There is simply no single best way.
Presumed Evidence
A more subtle issue in health data is hidden assumptions and preconceived notions. How can a model recognize unknown patterns (known as out-of-sample properties in statistics)? How will the machine diagnose a patient if it has no data for that specific group? It is common to presume group behaviors are the same for individuals (known as the ecological fallacy).
Confirmation bias, which is closely related to publication bias, states that we often find evidence to support our preconceived notions, and that is why we seldom see a failed use case in any new product. This limits the universe of training data for AI models.
One of the landmines of adopting health data is the potential misuse of data that is collected for a different purpose. Often, we use what we have, not what we need. As illustrated in the Optum algorithm racial bias controversy, using only available data could lead to unintended consequences [2].
For example, in an arrangement such as a value-based care contract, the providers may not have a strong incentive to fully document all details (more focus on outcome). Additional documentation could cost money. As a result, the data might be biased with unknown missing data. A standard disclosure of data capture and data use would help to increase health data transparency.
A New Social Contract with AI
Without better data governance, AI tools could bring great harm. One of the ironies of history is that we will see things only when it is over. That’s why we must be both forward and backward looking. To chart a voyage for Responsible AI, we should recognize how centuries of human inquiry have shaped our understanding of reason, ethics and methodology. A comprehensive regulatory framework that establishes “ethical use” standards for health data and a voluntary certification or reporting requirement for responsible AI use would be helpful. I am also trained in evidence-based healthcare, so I would suggest a public-private policy advisory board similar to the NICE (National Institute for Health and Care Excellence) in the U.K., which could be a promising start toward an ethical and equitable AI world.
Concrete Policy Actions
To summarize, here are three areas in which better AI regulation could help:
- FDA – Expedite SaMD evaluation with a focus on data-use disclosure in AI-enabled models based on risk assessment. This will be particularly helpful to tech startups.

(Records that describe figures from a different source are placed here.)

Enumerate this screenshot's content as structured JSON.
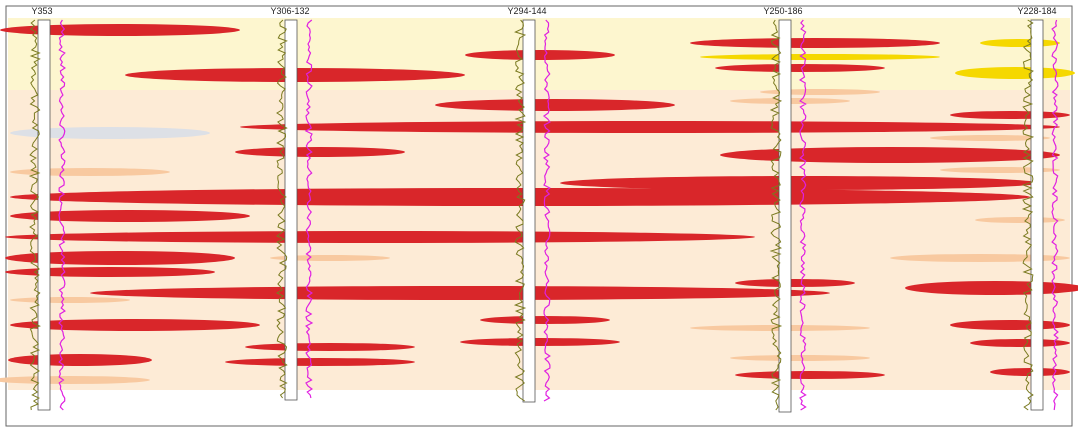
{
  "wells": [
    {
      "label": "Y353"
    },
    {
      "label": "Y306-132"
    },
    {
      "label": "Y294-144"
    },
    {
      "label": "Y250-186"
    },
    {
      "label": "Y228-184"
    }
  ]
}
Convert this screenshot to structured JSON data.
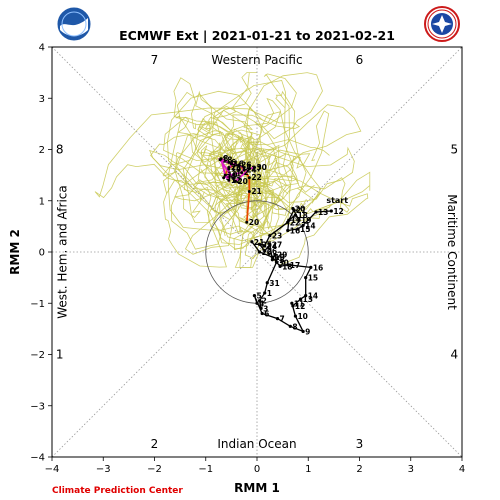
{
  "credit": "Climate Prediction Center",
  "colors": {
    "observed": "#000000",
    "ensemble": "#c8c850",
    "mean_early": "#e01cc8",
    "mean_late": "#e84800",
    "credit": "#e00000"
  },
  "chart_data": {
    "type": "line",
    "title": "ECMWF Ext | 2021-01-21 to 2021-02-21",
    "xlabel": "RMM 1",
    "ylabel": "RMM 2",
    "xlim": [
      -4,
      4
    ],
    "ylim": [
      -4,
      4
    ],
    "xticks": [
      "−4",
      "−3",
      "−2",
      "−1",
      "0",
      "1",
      "2",
      "3",
      "4"
    ],
    "yticks": [
      "−4",
      "−3",
      "−2",
      "−1",
      "0",
      "1",
      "2",
      "3",
      "4"
    ],
    "grid": "diagonal and axis dotted lines",
    "phases": [
      {
        "label": "1",
        "x": -3.85,
        "y": -2.0
      },
      {
        "label": "2",
        "x": -2.0,
        "y": -3.75
      },
      {
        "label": "3",
        "x": 2.0,
        "y": -3.75
      },
      {
        "label": "4",
        "x": 3.85,
        "y": -2.0
      },
      {
        "label": "5",
        "x": 3.85,
        "y": 2.0
      },
      {
        "label": "6",
        "x": 2.0,
        "y": 3.75
      },
      {
        "label": "7",
        "x": -2.0,
        "y": 3.75
      },
      {
        "label": "8",
        "x": -3.85,
        "y": 2.0
      }
    ],
    "regions": {
      "top": "Western Pacific",
      "bottom": "Indian Ocean",
      "left": "West. Hem. and Africa",
      "right": "Maritime Continent"
    },
    "start_label": "start",
    "observed": [
      {
        "x": 1.45,
        "y": 0.8,
        "label": "12"
      },
      {
        "x": 1.15,
        "y": 0.78,
        "label": "13"
      },
      {
        "x": 0.9,
        "y": 0.52,
        "label": "14"
      },
      {
        "x": 0.8,
        "y": 0.45,
        "label": "15"
      },
      {
        "x": 0.6,
        "y": 0.42,
        "label": "16"
      },
      {
        "x": 0.62,
        "y": 0.62,
        "label": "17"
      },
      {
        "x": 0.75,
        "y": 0.72,
        "label": "18"
      },
      {
        "x": 0.82,
        "y": 0.62,
        "label": "19"
      },
      {
        "x": 0.7,
        "y": 0.85,
        "label": "20"
      },
      {
        "x": 0.72,
        "y": 0.82,
        "label": "21"
      },
      {
        "x": 0.6,
        "y": 0.58,
        "label": "22"
      },
      {
        "x": 0.25,
        "y": 0.32,
        "label": "23"
      },
      {
        "x": 0.15,
        "y": 0.12,
        "label": "24"
      },
      {
        "x": 0.05,
        "y": 0.15,
        "label": "25"
      },
      {
        "x": 0.15,
        "y": 0.02,
        "label": "26"
      },
      {
        "x": 0.25,
        "y": 0.15,
        "label": "27"
      },
      {
        "x": 0.3,
        "y": -0.15,
        "label": "28"
      },
      {
        "x": 0.35,
        "y": -0.05,
        "label": "29"
      },
      {
        "x": 0.38,
        "y": -0.2,
        "label": "30"
      },
      {
        "x": 0.2,
        "y": -0.6,
        "label": "31"
      },
      {
        "x": 0.15,
        "y": -0.8,
        "label": "1"
      },
      {
        "x": 0.05,
        "y": -0.95,
        "label": "2"
      },
      {
        "x": 0.08,
        "y": -1.1,
        "label": "3"
      },
      {
        "x": 0.0,
        "y": -1.0,
        "label": "4"
      },
      {
        "x": -0.05,
        "y": -0.85,
        "label": "5"
      },
      {
        "x": 0.1,
        "y": -1.2,
        "label": "6"
      },
      {
        "x": 0.4,
        "y": -1.3,
        "label": "7"
      },
      {
        "x": 0.65,
        "y": -1.45,
        "label": "8"
      },
      {
        "x": 0.9,
        "y": -1.55,
        "label": "9"
      },
      {
        "x": 0.75,
        "y": -1.25,
        "label": "10"
      },
      {
        "x": 0.68,
        "y": -1.0,
        "label": "11"
      },
      {
        "x": 0.7,
        "y": -1.05,
        "label": "12"
      },
      {
        "x": 0.85,
        "y": -0.92,
        "label": "13"
      },
      {
        "x": 0.95,
        "y": -0.85,
        "label": "14"
      },
      {
        "x": 0.95,
        "y": -0.5,
        "label": "15"
      },
      {
        "x": 1.05,
        "y": -0.3,
        "label": "16"
      },
      {
        "x": 0.6,
        "y": -0.25,
        "label": "17"
      },
      {
        "x": 0.45,
        "y": -0.28,
        "label": "18"
      },
      {
        "x": 0.3,
        "y": -0.1,
        "label": "19"
      },
      {
        "x": 0.05,
        "y": 0.0,
        "label": "20"
      },
      {
        "x": -0.1,
        "y": 0.2,
        "label": "21"
      }
    ],
    "forecast_points": [
      {
        "x": -0.2,
        "y": 0.58,
        "label": "20"
      },
      {
        "x": -0.15,
        "y": 1.18,
        "label": "21"
      },
      {
        "x": -0.15,
        "y": 1.45,
        "label": "22"
      },
      {
        "x": -0.25,
        "y": 1.6,
        "label": "24"
      },
      {
        "x": -0.35,
        "y": 1.7,
        "label": "26"
      },
      {
        "x": -0.55,
        "y": 1.65,
        "label": "28"
      },
      {
        "x": -0.65,
        "y": 1.45,
        "label": "30"
      },
      {
        "x": -0.45,
        "y": 1.52,
        "label": "1"
      },
      {
        "x": -0.3,
        "y": 1.55,
        "label": "2"
      },
      {
        "x": -0.25,
        "y": 1.65,
        "label": "4"
      },
      {
        "x": -0.55,
        "y": 1.75,
        "label": "6"
      },
      {
        "x": -0.7,
        "y": 1.82,
        "label": "8"
      },
      {
        "x": -0.62,
        "y": 1.5,
        "label": "10"
      },
      {
        "x": -0.55,
        "y": 1.4,
        "label": "12"
      },
      {
        "x": -0.55,
        "y": 1.62,
        "label": "14"
      },
      {
        "x": -0.5,
        "y": 1.72,
        "label": "16"
      },
      {
        "x": -0.72,
        "y": 1.8,
        "label": "18"
      },
      {
        "x": -0.42,
        "y": 1.38,
        "label": "20"
      },
      {
        "x": -0.15,
        "y": 1.62,
        "label": "27"
      },
      {
        "x": -0.05,
        "y": 1.65,
        "label": "30"
      }
    ]
  }
}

- States – Harmonize state-level requirements on AI usage in the U.S., such as clinical decision support or utilization management, to improve development efficiency, establish bias audit standards and mandate disclosure.
- Congress – Develop, clarify and simplify AI safety and safe harbor policies on “extended” use (i.e., not formally assessed) and model liability attributions.
References
- R. Wells, W. Walters and R. Hughes IV, 2025, “CMS’ pay-for-performance paradox,” Health Affairs, June 16, http://healthaffairs.org/content/forefront/cms-pay-performance-paradox.

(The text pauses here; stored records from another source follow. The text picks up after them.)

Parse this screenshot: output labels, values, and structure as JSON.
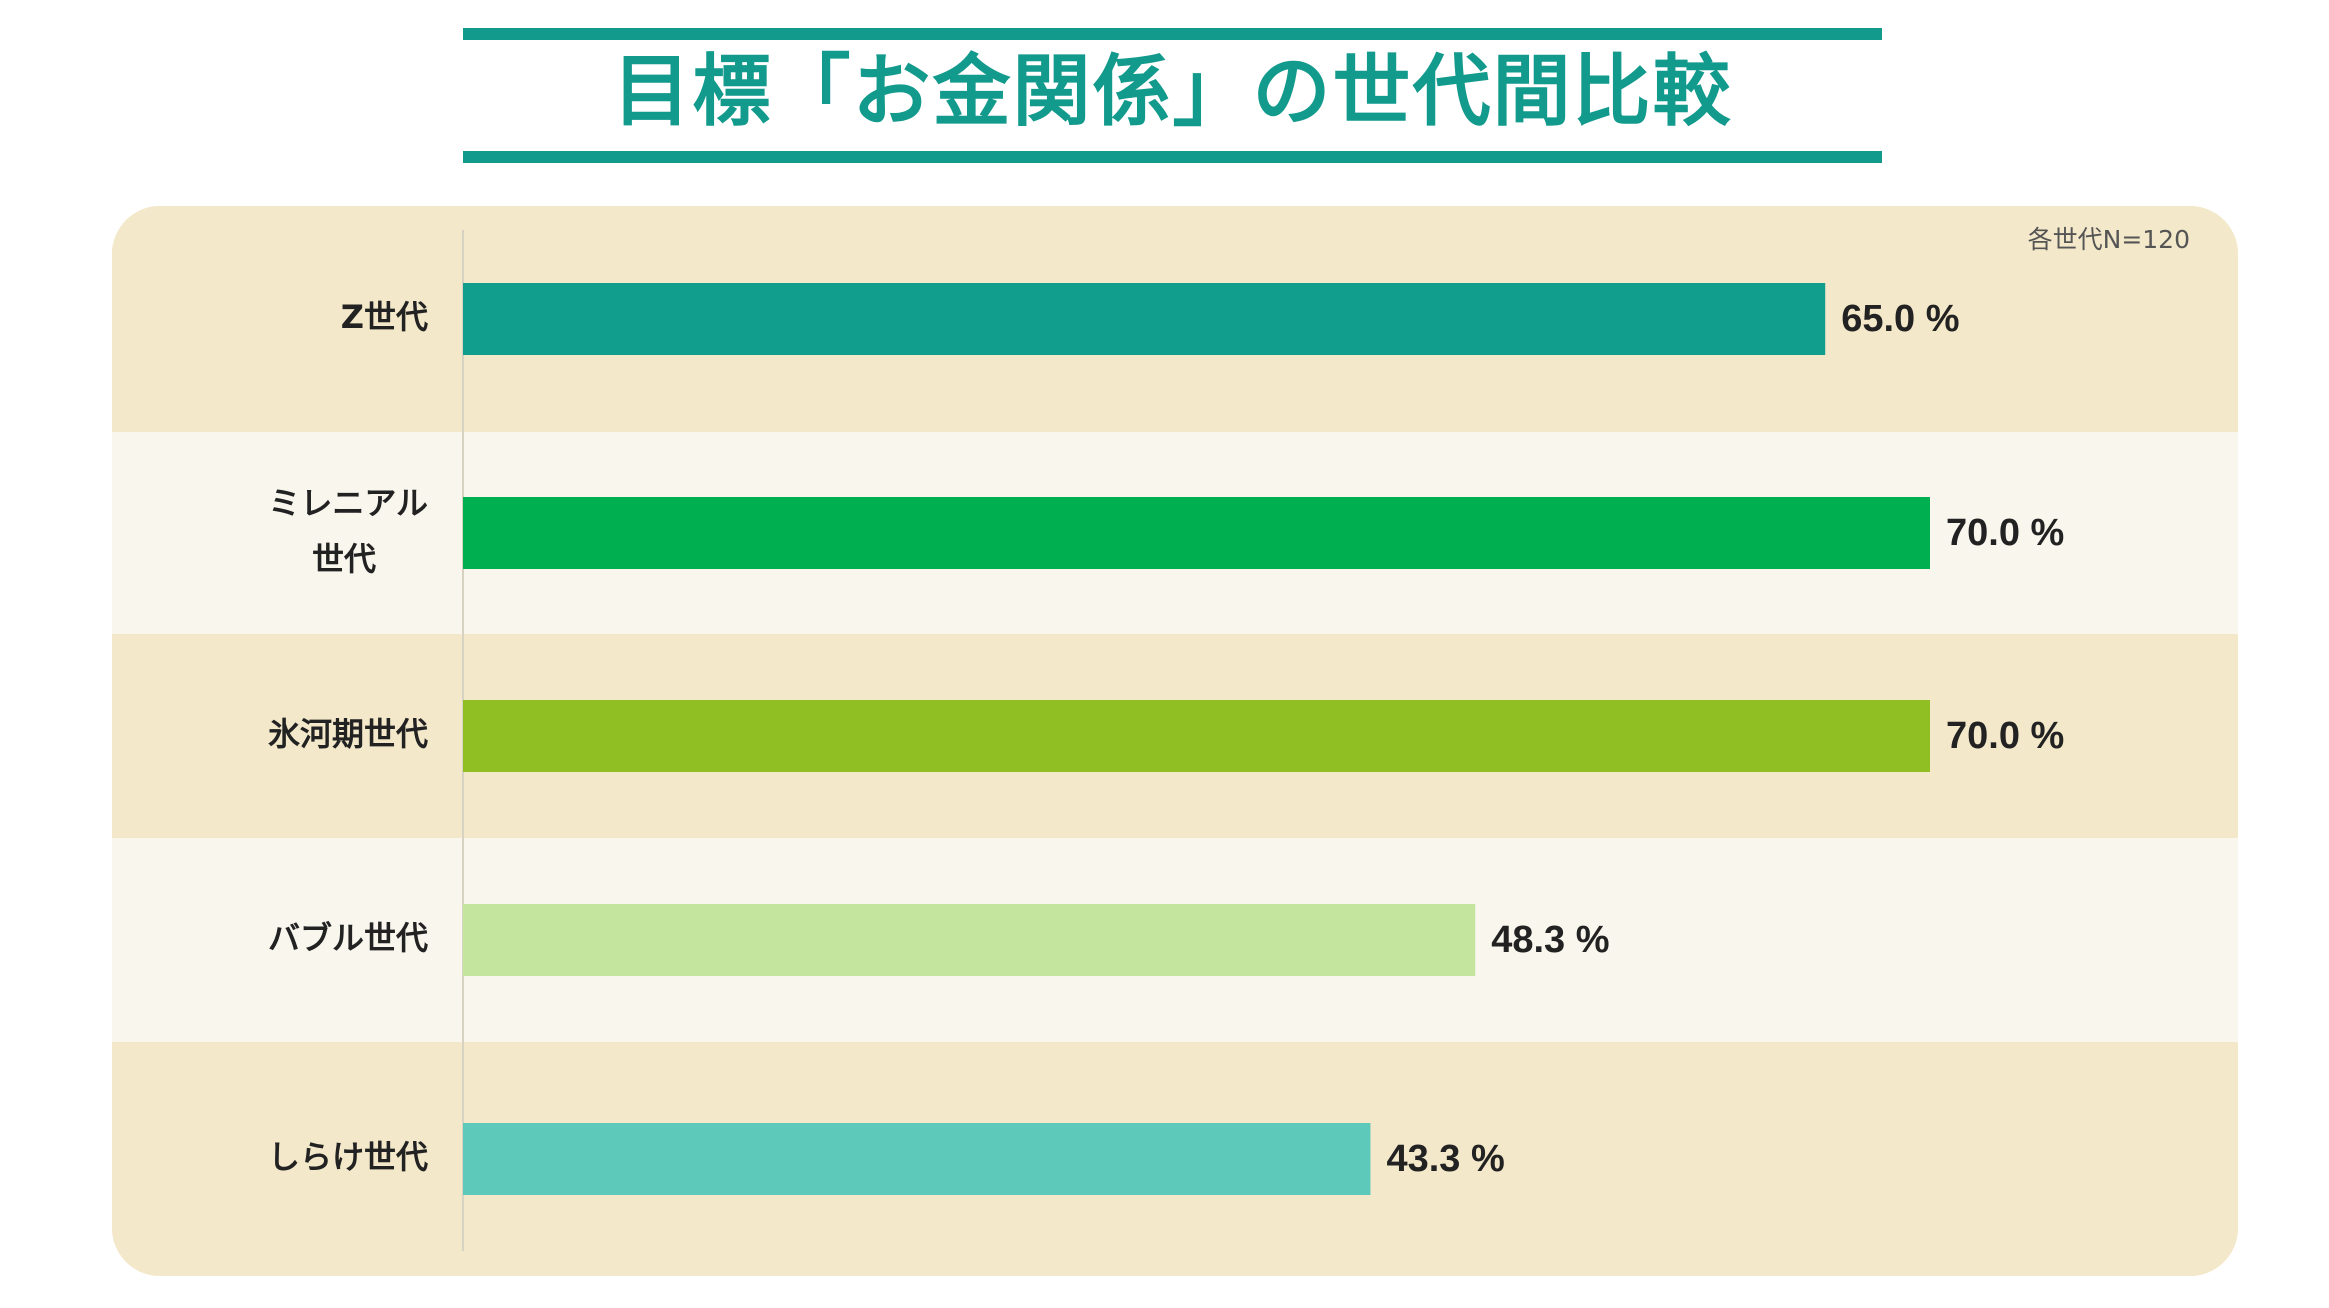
{
  "title": "目標「お金関係」の世代間比較",
  "note": "各世代N=120",
  "colors": {
    "title": "#129a8c",
    "panel_bg": "#f3e8c9",
    "band_alt": "#f9f6ee"
  },
  "chart_data": {
    "type": "bar",
    "orientation": "horizontal",
    "categories": [
      [
        "Z世代"
      ],
      [
        "ミレニアル",
        "世代"
      ],
      [
        "氷河期世代"
      ],
      [
        "バブル世代"
      ],
      [
        "しらけ世代"
      ]
    ],
    "values": [
      65.0,
      70.0,
      70.0,
      48.3,
      43.3
    ],
    "value_labels": [
      "65.0 %",
      "70.0 %",
      "70.0 %",
      "48.3 %",
      "43.3 %"
    ],
    "bar_colors": [
      "#129e8c",
      "#00b050",
      "#8fbf22",
      "#c3e59d",
      "#5cc9bb"
    ],
    "unit": "%",
    "xlim": [
      0,
      100
    ],
    "grid": false,
    "legend": "none"
  }
}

- Gawronski, 2019, “Racial bias found in widely used health care algorithm,” NBC News, November 7, https://www.nbcnews.com/news/nbcblk/racial-bias-found-widely-used-health-care-algorithm-n1076436.

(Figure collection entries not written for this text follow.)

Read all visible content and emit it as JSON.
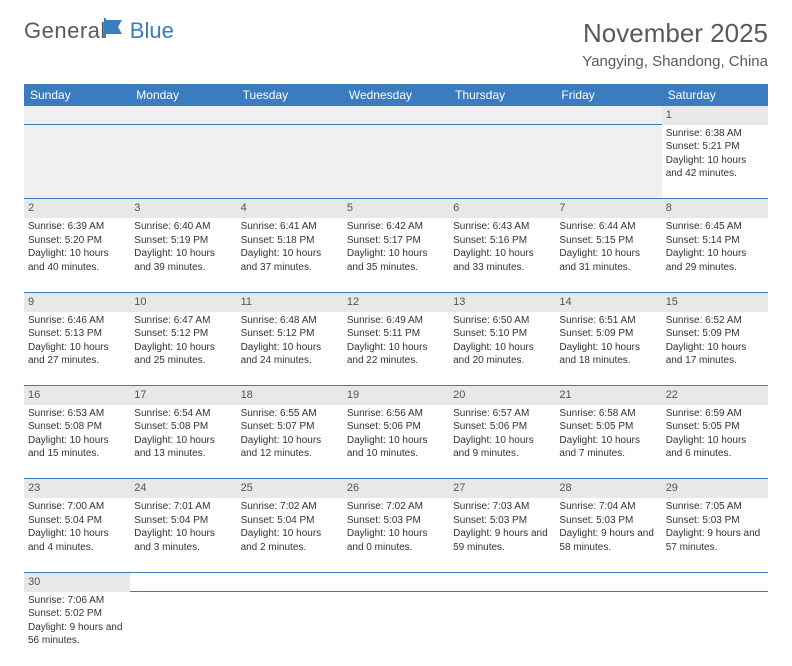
{
  "logo": {
    "text1": "General",
    "text2": "Blue"
  },
  "header": {
    "month": "November 2025",
    "location": "Yangying, Shandong, China"
  },
  "colors": {
    "headerBg": "#3b7bbf",
    "headerText": "#ffffff",
    "dayNumBg": "#e8e8e8",
    "emptyBg": "#f0f0f0",
    "border": "#3b7bbf",
    "text": "#333333"
  },
  "typography": {
    "titleSize": 26,
    "locationSize": 15,
    "thSize": 12,
    "cellSize": 10,
    "dayNumSize": 11
  },
  "weekdays": [
    "Sunday",
    "Monday",
    "Tuesday",
    "Wednesday",
    "Thursday",
    "Friday",
    "Saturday"
  ],
  "weeks": [
    [
      null,
      null,
      null,
      null,
      null,
      null,
      {
        "n": "1",
        "sr": "6:38 AM",
        "ss": "5:21 PM",
        "dl": "10 hours and 42 minutes."
      }
    ],
    [
      {
        "n": "2",
        "sr": "6:39 AM",
        "ss": "5:20 PM",
        "dl": "10 hours and 40 minutes."
      },
      {
        "n": "3",
        "sr": "6:40 AM",
        "ss": "5:19 PM",
        "dl": "10 hours and 39 minutes."
      },
      {
        "n": "4",
        "sr": "6:41 AM",
        "ss": "5:18 PM",
        "dl": "10 hours and 37 minutes."
      },
      {
        "n": "5",
        "sr": "6:42 AM",
        "ss": "5:17 PM",
        "dl": "10 hours and 35 minutes."
      },
      {
        "n": "6",
        "sr": "6:43 AM",
        "ss": "5:16 PM",
        "dl": "10 hours and 33 minutes."
      },
      {
        "n": "7",
        "sr": "6:44 AM",
        "ss": "5:15 PM",
        "dl": "10 hours and 31 minutes."
      },
      {
        "n": "8",
        "sr": "6:45 AM",
        "ss": "5:14 PM",
        "dl": "10 hours and 29 minutes."
      }
    ],
    [
      {
        "n": "9",
        "sr": "6:46 AM",
        "ss": "5:13 PM",
        "dl": "10 hours and 27 minutes."
      },
      {
        "n": "10",
        "sr": "6:47 AM",
        "ss": "5:12 PM",
        "dl": "10 hours and 25 minutes."
      },
      {
        "n": "11",
        "sr": "6:48 AM",
        "ss": "5:12 PM",
        "dl": "10 hours and 24 minutes."
      },
      {
        "n": "12",
        "sr": "6:49 AM",
        "ss": "5:11 PM",
        "dl": "10 hours and 22 minutes."
      },
      {
        "n": "13",
        "sr": "6:50 AM",
        "ss": "5:10 PM",
        "dl": "10 hours and 20 minutes."
      },
      {
        "n": "14",
        "sr": "6:51 AM",
        "ss": "5:09 PM",
        "dl": "10 hours and 18 minutes."
      },
      {
        "n": "15",
        "sr": "6:52 AM",
        "ss": "5:09 PM",
        "dl": "10 hours and 17 minutes."
      }
    ],
    [
      {
        "n": "16",
        "sr": "6:53 AM",
        "ss": "5:08 PM",
        "dl": "10 hours and 15 minutes."
      },
      {
        "n": "17",
        "sr": "6:54 AM",
        "ss": "5:08 PM",
        "dl": "10 hours and 13 minutes."
      },
      {
        "n": "18",
        "sr": "6:55 AM",
        "ss": "5:07 PM",
        "dl": "10 hours and 12 minutes."
      },
      {
        "n": "19",
        "sr": "6:56 AM",
        "ss": "5:06 PM",
        "dl": "10 hours and 10 minutes."
      },
      {
        "n": "20",
        "sr": "6:57 AM",
        "ss": "5:06 PM",
        "dl": "10 hours and 9 minutes."
      },
      {
        "n": "21",
        "sr": "6:58 AM",
        "ss": "5:05 PM",
        "dl": "10 hours and 7 minutes."
      },
      {
        "n": "22",
        "sr": "6:59 AM",
        "ss": "5:05 PM",
        "dl": "10 hours and 6 minutes."
      }
    ],
    [
      {
        "n": "23",
        "sr": "7:00 AM",
        "ss": "5:04 PM",
        "dl": "10 hours and 4 minutes."
      },
      {
        "n": "24",
        "sr": "7:01 AM",
        "ss": "5:04 PM",
        "dl": "10 hours and 3 minutes."
      },
      {
        "n": "25",
        "sr": "7:02 AM",
        "ss": "5:04 PM",
        "dl": "10 hours and 2 minutes."
      },
      {
        "n": "26",
        "sr": "7:02 AM",
        "ss": "5:03 PM",
        "dl": "10 hours and 0 minutes."
      },
      {
        "n": "27",
        "sr": "7:03 AM",
        "ss": "5:03 PM",
        "dl": "9 hours and 59 minutes."
      },
      {
        "n": "28",
        "sr": "7:04 AM",
        "ss": "5:03 PM",
        "dl": "9 hours and 58 minutes."
      },
      {
        "n": "29",
        "sr": "7:05 AM",
        "ss": "5:03 PM",
        "dl": "9 hours and 57 minutes."
      }
    ],
    [
      {
        "n": "30",
        "sr": "7:06 AM",
        "ss": "5:02 PM",
        "dl": "9 hours and 56 minutes."
      },
      null,
      null,
      null,
      null,
      null,
      null
    ]
  ],
  "labels": {
    "sunrise": "Sunrise:",
    "sunset": "Sunset:",
    "daylight": "Daylight:"
  }
}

Aaron Lai, CFA, serves as a Senior Fellow of the Krenicki Center for Business Analytics and Machine Learning at Purdue University. He possesses extensive experience within the healthcare industry and is presently in the Doctor of Technology program at Purdue, with research concentrating on LLM triage in critical care scenarios. The perspectives presented herein represent his personal views and may not necessarily align with those of his employer or other affiliations.